Old travel Blog photograph of the harbour in Furnace, a village in Argyll and Bute, on the west coast, on the north shore of Loch Fyne, Scotland. Furnace is around eight miles south west of Inveraray on the A83 road. It is unusual for a West Highland village in having an industrial past in addition to the usual focus on agriculture and fishing. Industrial activity was led by three main businesses: the iron furnace, the powdermills and the quarry. The Gaelic poet Evan McColl was born in 1808 at Kenmore, a township on the northern fringe of Furnace. McColl, who wrote The Mountain Minstrel, died at the end of the 19th Century. A stone cairn was erected in his memory at Kenmore, on the rocks above the loch and was unveiled in 1930 by the Duke of Argyll. Former residents of Furnace include the late Duncan Williamson, a celebrated traditional storyteller, author of The Horsieman and a member of Scotland's gypsy travellers.
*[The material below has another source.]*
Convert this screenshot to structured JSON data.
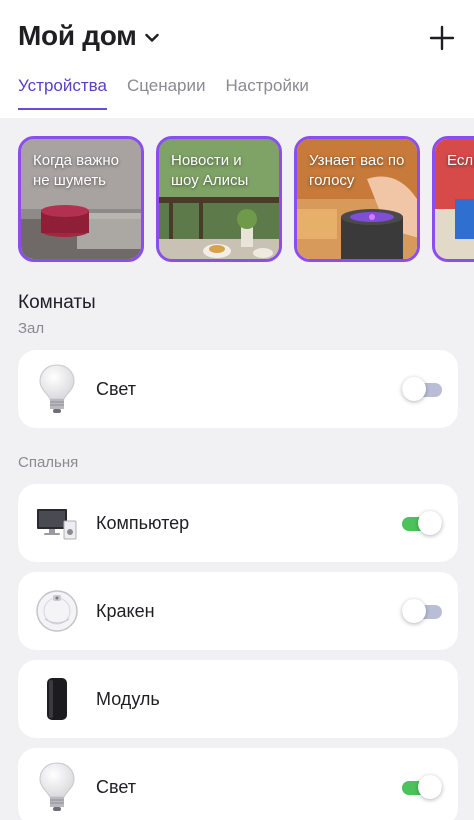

Williamson's first wife was his cousin, Jeannie Townsley with whom he had ten children. There are still members of the Townsley family living in Furnace. An American academic, now Dr Linda Williamson, became his second wife and guided his career as a celebrated and published storyteller. They had two children. The Tower of London’s first female Beefeater, Moira Cameron, appointed in 2007, is from Furnace, living above the village at Goatfield.